Später, als ich selbst Sklaven hatte und Vorführungen machte, verstand ich auch erst, dass der Sklave wohl seine Geilheit genießt, es aber auch darum geht, Außenstehenden zu beweisen, wie gehorsam er ist und was er alles für seine Herrin auszuhalten bereit ist.

Nach der zweiten Vorführung unterhielt ich mich mit den anderen Gästen. Fast alle schwärmten von der S/M-Szene in Wien: „Bei euch ist viel mehr los als in München!“, hieß es allgemein. Mir war diese Welt fremd. Ich hatte ein paar Mal von bizarren privaten Burgpartys gehört, mich aber nicht weiter dafür interessiert. Doch nach Lady Claudettes Show und meiner Unterhaltung mit CoraX‘s Sklaven war meine Neugier geweckt: Hier wartete eine ganze Welt darauf, entdeckt zu werden. Eine Welt, die neben der für uns sichtbaren existierte und aus Peitschenhieben, Schmerzensschreien und geheimen Sehnsüchten gesponnen war.
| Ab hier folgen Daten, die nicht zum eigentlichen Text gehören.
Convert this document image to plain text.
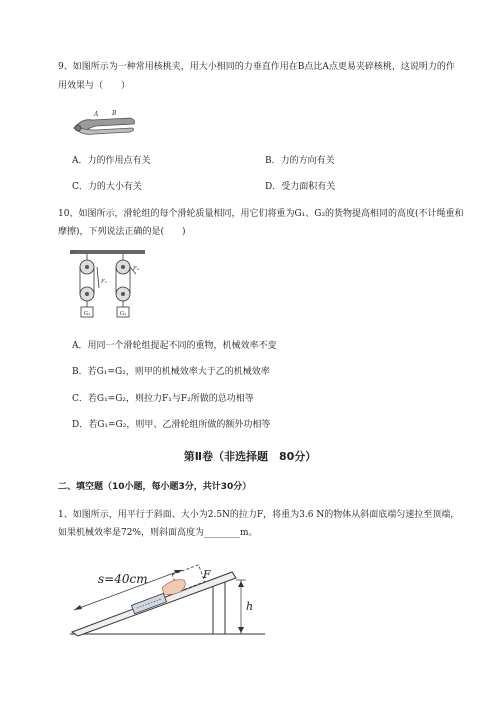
9、如图所示为一种常用核桃夹，用大小相同的力垂直作用在B点比A点更易夹碎核桃，这说明力的作
用效果与（　　）
A B
A．力的作用点有关	B．力的方向有关
C．力的大小有关	D．受力面积有关
10、如图所示，滑轮组的每个滑轮质量相同，用它们将重为G₁、G₂的货物提高相同的高度(不计绳重和
摩擦)，下列说法正确的是(　　)
G₁
F₁
G₂
F₂
A．用同一个滑轮组提起不同的重物，机械效率不变
B．若G₁=G₂，则甲的机械效率大于乙的机械效率
C．若G₁=G₂，则拉力F₁与F₂所做的总功相等
D．若G₁=G₂，则甲、乙滑轮组所做的额外功相等
第Ⅱ卷（非选择题　80分）
二、填空题（10小题，每小题3分，共计30分）
1、如图所示，用平行于斜面、大小为2.5N的拉力F，将重为3.6 N的物体从斜面底端匀速拉至顶端，
如果机械效率是72%，则斜面高度为________m。
s=40cm	F
h
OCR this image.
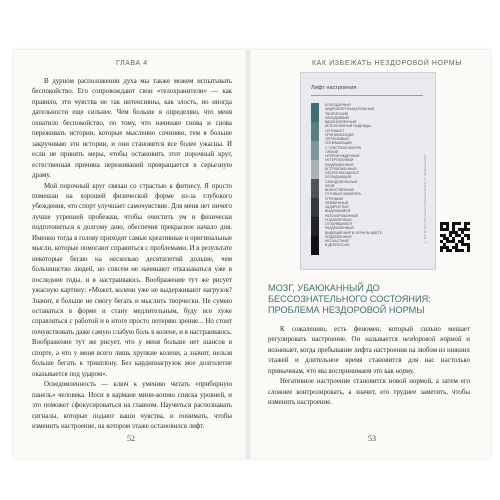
ГЛАВА 4

В дурном расположении духа мы также можем испытывать беспокойство. Его сопровождают свои «телохранители» — как правило, эти чувства не так интенсивны, как злость, но иногда дательности еще сильнее. Чем больше я определяю, что меня охватило беспокойство, по тому, что начинаю снова и снова переживать истории, которые мысленно сочиняю, тем я больше закручиваю эти истории, и они становятся все более ужасны. И если не принять меры, чтобы остановить этот порочный круг, естественная причина переживаний превращается в серьезную драму.

Мой порочный круг связан со страстью к фитнесу. Я просто помешан на хорошей физической форме из-за глубокого убеждения, что спорт улучшает самочувствие. Для меня нет ничего лучше утренней пробежки, чтобы очистить ум и физически подготовиться к долгому дню, обеспечив прекрасное начало дня. Именно тогда в голову приходят самые креативные и оригинальные мысли, которые помогают справиться с проблемами. И в результате некоторые бегаю на несколько десятилетий дольше, чем большинство людей, но совсем не начинают отказываться уже в последние годы, и я настраиваюсь. Воображение тут же рисует ужасную картину: «Может, колени уже не выдерживают нагрузок? Значит, я больше не смогу бегать и мыслить творчески. Не сумею оставаться в форме и стану медлительным, буду все хуже справляться с работой и в итоге просто потеряю зрение... Но стоит почувствовать даже самую слабую боль в колене, и я настраиваюсь. Воображение тут же рисует, что у меня больше нет шансов в спорте, а что у меня всего лишь хрупкие колени, а значит, нельзя больше бегать к триатлону. Без кардионагрузок мое долголетие оказывается под ударом».

Осведомленность — ключ к умению читать «приборную панель» человека. Носи в кармане мини-копию списка уровней, и это поможет сфокусироваться на главном. Научиться распознавать сигналы, которые подают ваши чувства, и понимать, чтобы изменить настроение, на котором этаже остановился лифт.

52
КАК ИЗБЕЖАТЬ НЕЗДОРОВОЙ НОРМЫ
Лифт настроения
БЛАГОДАРНЫЙ
МУДРЫЙ/ПРОНИЦАТЕЛЬНЫЙ
ТВОРЧЕСКИЙ
НАХОДЧИВЫЙ
ВДОХНОВЛЕННЫЙ
ИСПОЛНЕННЫЙ НАДЕЖДЫ
ОПТИМИСТ
ПРИНИМАЮЩИЙ
ТЕРПЕЛИВЫЙ
ПОНИМАЮЩИЙ
С ЧУВСТВОМ ЮМОРА
ГИБКИЙ
НЕПРИНУЖДЕННЫЙ
НЕТЕРПЕЛИВЫЙ
РАЗДРАЖЕННЫЙ
ВСТРЕВОЖЕННЫЙ
ОБОРОНЯЮЩИЙСЯ
ОСУЖДАЮЩИЙ
САМОДОВОЛЬНЫЙ
ЗЛОЙ
ВОИНСТВЕННЫЙ
ГОТОВЫЙ ОБВИНЯТЬ
УГРЮМЫЙ
ОБИЖЕННЫЙ
ЗАДИРИСТЫЙ
ВЫДОХШИЙСЯ
РАЗОЧАРОВАННЫЙ
ПОДАВЛЕННЫЙ
ОТЧАЯВШИЙСЯ
РАЗДРАЖЕННЫЙ
ВИДЯЩИЙ МИР В ЧЕРНОМ ЦВЕТЕ
ПОДАВЛЕННЫЙ
НЕСЧАСТНЫЙ
В ДЕПРЕССИИ
© 2017 by Jim Loehr | Human Performance Institute, Inc. All rights reserved.
МОЗГ, УБАЮКАННЫЙ ДО БЕССОЗНАТЕЛЬНОГО СОСТОЯНИЯ: ПРОБЛЕМА НЕЗДОРОВОЙ НОРМЫ

К сожалению, есть феномен, который сильно мешает регулировать настроение. Он называется нездоровой нормой и возникает, когда пребывание лифта настроения на любом из нижних этажей и длительное время становится для нас настолько привычным, что мы воспринимаем это как норму.

Негативное настроение становится новой нормой, а затем его сложнее контролировать, а значит, его труднее заметить, чтобы изменить настроение.

53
Die geheimen Codes, die breite Palette an Spielarten, die hohe psychologische Kompetenz der führenden Dominas, ihre Ausstrahlung und nicht zuletzt die offensichtlich große Zahl an Männern, die davon träumten, beherrscht, gebraucht und benutzt zu werden – all das faszinierte mich. Ich nahm mir vor, die Wiener S/M-Szene so schnell wie möglich zu erkunden und sammelte Tipps und Kontakte. Mit Herrin Salina unterhielt ich mich besonders angeregt. „Ich möchte lernen, wie Sie das machen“, sagte ich, und Salina versprach, mir alles beizubringen, was eine Domina wissen und können muss.

Auch CoraX wurde zur großen Hilfe: Sie brachte mir nahe, was in der Szene ablief und wer mit wem verbandelt war. Sie war es auch, die mir meine ersten Latex-Outfits gab und die aufwändige Pflege dieser Stücke erklärte. Und sie wurde zu einer wirklich guten Freundin, mit der ich später sogar in Urlaub fuhr. Mit jedem Besuch in München wurde ich neugieriger und experimentierfreudiger, bis ich irgendwann nicht mehr nur meinen Partner unterwerfen wollte. Jetzt konnte ich mir auch vorstellen, völlig Fremde zu beherrschen. Bis dahin sollte es jedoch noch ein bisschen dauern.